States have enacted an increasing number of policies restricting access to abortion. As a result, some women are unable to obtain an abortion and instead continue their pregnancies. These women may have particular needs that would bring them to the attention of public health programs. Pregnant women entering prenatal care completed a self-administered survey and structured interview at four prenatal facilities in Louisiana and Maryland (N=586). Participants reported their pregnancy intentions, whether they had considered abortion, and their reasons for not having an abortion (e.g., personal reasons, policy barriers to care). Participants completed up to 13 items indicating their service needs; an index was created by summing across nine common items. Data were analyzed through descriptive statistics, bivariate analyses, and multivariable regression models that controlled for sociodemographic characteristics. On average, women reported 2.99 service needs.
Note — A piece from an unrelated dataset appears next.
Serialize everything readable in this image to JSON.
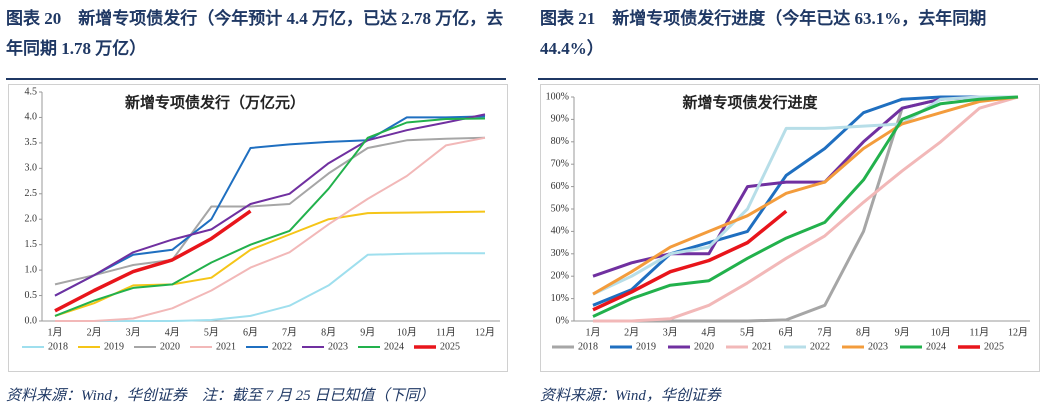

The most common needs were WIC (93%), food stamps (85%), dental care (59%), and housing assistance (53%). In multivariable analyses, women who considered abortion but did not face a policy barrier reported greater service needs compared to women who did not consider abortion (3.45 vs. 2.82; b=0.64; 95% confidence interval, 0.25-1.04). Women reporting a policy barrier to abortion reported the highest service needs (3.95) of all groups, although differences were not statistically significant possibly owing to sample size. Pregnant women who consider abortion before entering prenatal care have considerable health and social service needs. Public health programs that serve women and children should consider the specific needs of women who seek abortions.